For months the European Union, the IMF and the European Central Bank focused all of their attention on the giant firewall that was supposed to protect the core countries of Europe. It was all a diversion and one that, once again, did not work. I think the real problem is that the European Union has come to believe their own concocted nonsense. I think they honestly believe that it is some band of speculators, some Jesse James type of gang riding out of the American West that is trying to drive up European interest rates and destroy their beloved construct. The bonds of Germany, France, the Netherlands et al now trade at negative levels in the short end; this is not that the credits are so great it is that a lot of European money is mandated to stay in Europe so that the money has been put in the safest places available within the mandate and hence negative yields. Germany is becoming troubled economically and will be in a recession along with the rest of Europe by the fourth quarter of this year. We suspect both the ECB and Fed will disappoint as the expectations, especially for the ECB, to provide some kind of miracle will not be the manifest destiny hoped for by many.
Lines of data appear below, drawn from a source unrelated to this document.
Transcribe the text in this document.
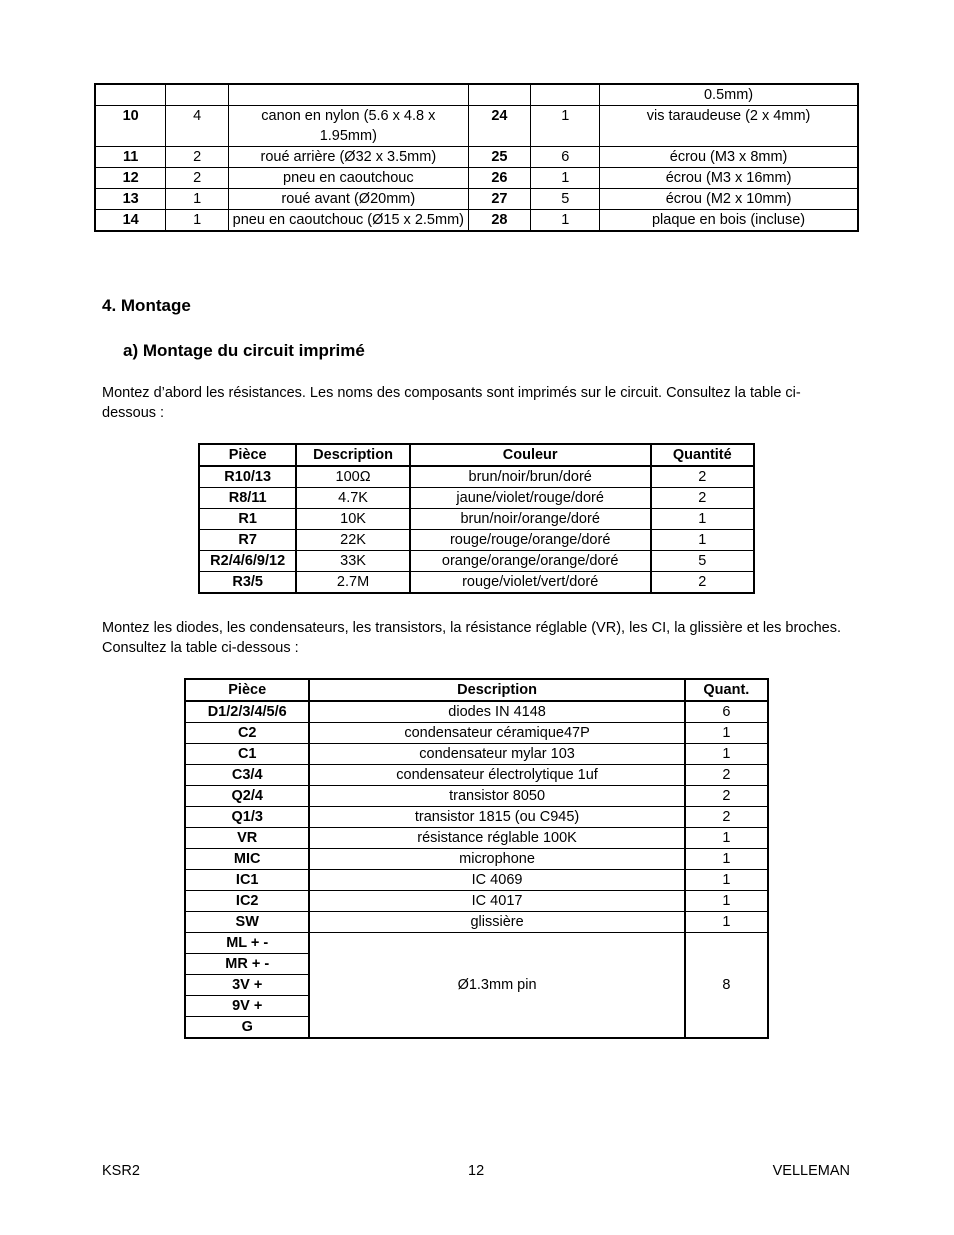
					0.5mm)
10	4	canon en nylon (5.6 x 4.8 x 1.95mm)	24	1	vis taraudeuse (2 x 4mm)
11	2	roué arrière (Ø32 x 3.5mm)	25	6	écrou (M3 x 8mm)
12	2	pneu en caoutchouc	26	1	écrou (M3 x 16mm)
13	1	roué avant (Ø20mm)	27	5	écrou (M2 x 10mm)
14	1	pneu en caoutchouc (Ø15 x 2.5mm)	28	1	plaque en bois (incluse)
4. Montage
a) Montage du circuit imprimé
Montez d’abord les résistances. Les noms des composants sont imprimés sur le circuit. Consultez la table ci-dessous :
Pièce	Description	Couleur	Quantité
R10/13	100Ω	brun/noir/brun/doré	2
R8/11	4.7K	jaune/violet/rouge/doré	2
R1	10K	brun/noir/orange/doré	1
R7	22K	rouge/rouge/orange/doré	1
R2/4/6/9/12	33K	orange/orange/orange/doré	5
R3/5	2.7M	rouge/violet/vert/doré	2
Montez les diodes, les condensateurs, les transistors, la résistance réglable (VR), les CI, la glissière et les broches. Consultez la table ci-dessous :
Pièce	Description	Quant.
D1/2/3/4/5/6	diodes IN 4148	6
C2	condensateur céramique47P	1
C1	condensateur mylar 103	1
C3/4	condensateur électrolytique 1uf	2
Q2/4	transistor 8050	2
Q1/3	transistor 1815 (ou C945)	2
VR	résistance réglable 100K	1
MIC	microphone	1
IC1	IC 4069	1
IC2	IC 4017	1
SW	glissière	1
ML + -	Ø1.3mm pin	8
MR + -		
3V +		
9V +		
G		
KSR2	12	VELLEMAN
The Moody’s outlook change on Germany lets us know that this time around the debate is more than political posturing. If Germany loses its AAA status, then it’s GAME OVER for the EU: the German population, already outraged by the EU bailouts, and now facing a recession will NOT tolerate a credit rating downgrade.
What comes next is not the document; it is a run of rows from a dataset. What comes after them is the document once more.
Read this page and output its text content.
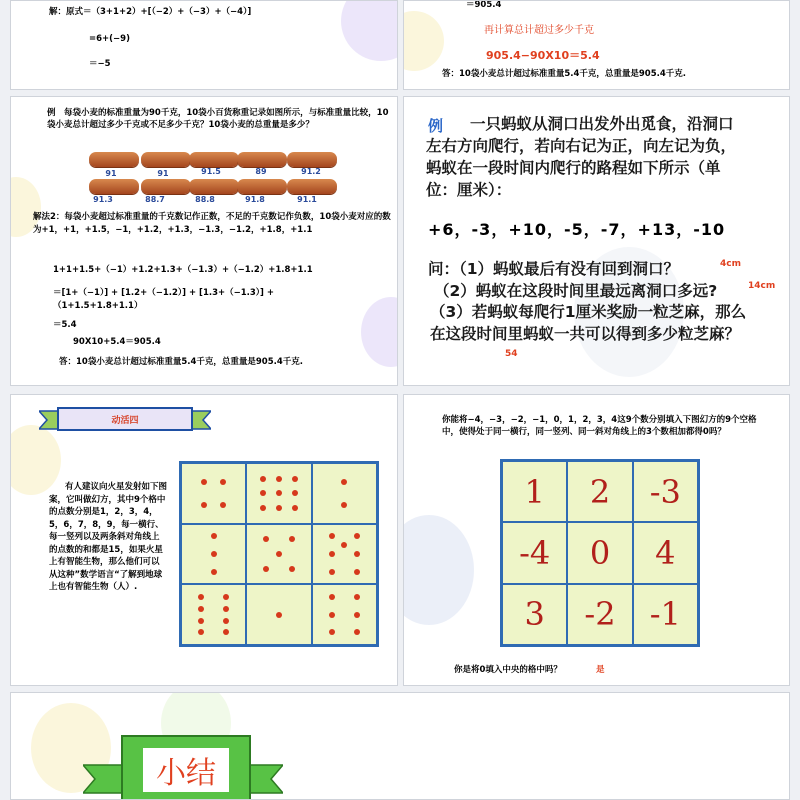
解：原式＝（3+1+2）+[（−2）+（−3）+（−4）]
=6+(−9)
＝−5
＝905.4
再计算总计超过多少千克
905.4−90X10＝5.4
答：10袋小麦总计超过标准重量5.4千克，总重量是905.4千克.
例　每袋小麦的标准重量为90千克，10袋小百货称重记录如图所示，与标准重量比较，10袋小麦总计超过多少千克或不足多少千克？10袋小麦的总重量是多少？
91	91	91.5	89	91.2
91.3	88.7	88.8	91.8	91.1
解法2：每袋小麦超过标准重量的千克数记作正数，不足的千克数记作负数，10袋小麦对应的数为+1，+1，+1.5，−1，+1.2，+1.3，−1.3，−1.2，+1.8，+1.1
1+1+1.5+（−1）+1.2+1.3+（−1.3）+（−1.2）+1.8+1.1
＝[1+（−1）] + [1.2+（−1.2）] + [1.3+（−1.3）] +
（1+1.5+1.8+1.1）
＝5.4
90X10+5.4＝905.4
答：10袋小麦总计超过标准重量5.4千克，总重量是905.4千克.
例	一只蚂蚁从洞口出发外出觅食，沿洞口左右方向爬行，若向右记为正，向左记为负，蚂蚁在一段时间内爬行的路程如下所示（单位：厘米）：
+6，-3，+10，-5，-7，+13，-10
问：（1）蚂蚁最后有没有回到洞口？	4cm
（2）蚂蚁在这段时间里最远离洞口多远?	14cm
（3）若蚂蚁每爬行1厘米奖励一粒芝麻，那么在这段时间里蚂蚁一共可以得到多少粒芝麻？
54
动活四
有人建议向火星发射如下图案，它叫做幻方，其中9个格中的点数分别是1，2，3，4，5，6，7，8，9，每一横行、每一竖列以及两条斜对角线上的点数的和都是15，如果火星上有智能生物，那么他们可以从这种”数学语言“了解到地球上也有智能生物（人）.
你能将−4，−3，−2，−1，0，1，2，3，4这9个数分别填入下图幻方的9个空格中，使得处于同一横行，同一竖列、同一斜对角线上的3个数相加都得0吗？
1	2	-3
-4	0	4
3	-2	-1
你是将0填入中央的格中吗？	是
小结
As I’ve stated many times, Germany is THE REAL backstop of the EU. And it’s comprised its own solvency as a result: the country is only €328 billion away from reaching an official Debt to GDP of 90%, the level at which national solvency is called into question. Moreover, that €328 billion has already been spent via various EU props. Indeed, when we account for all the backdoor schemes Germany has engaged in to prop up the EU, Germany's REAL Debt to GDP is closer to 300%.
As I’ve outlined in earlier articles, Spain will be the straw that breaks the EU’s back. The country’s private Debt to GDP is above 300%. Spanish banks are loaded with toxic debts courtesy of a housing bubble that makes the US’s look like a small bump in comparison. And the Spanish government is bankrupt as well.
Pushing them to build up more debt to push additional debt on over-indebted nations who clearly can't pay back their current debt is quite foolish. Recession and depression looms everywhere.
The insolvent banana continent is back. Recall back in May 2011:
“When it becomes serious, you have to lie." -Jean Claude Juncker
Ergo, things in Europe are very serious again because the Eurogroup's head, who until recently promised he was quitting his post because "he had gotten tired of the Franco-German interference in managing the region's debt crisis", only to spoil the fun and say he was lying about that too, is back to doing what he does best - lying. To wit: "the euro countries are preparing together with the bailout fund EFSF and the European Central Bank to buy government bonds if necessary clip euro countries." And now cue Schauble: "Federal Finance Minister Wolfgang Schaeuble has rejected speculation about impending purchases of government bonds by Spanish EFSF and ECB."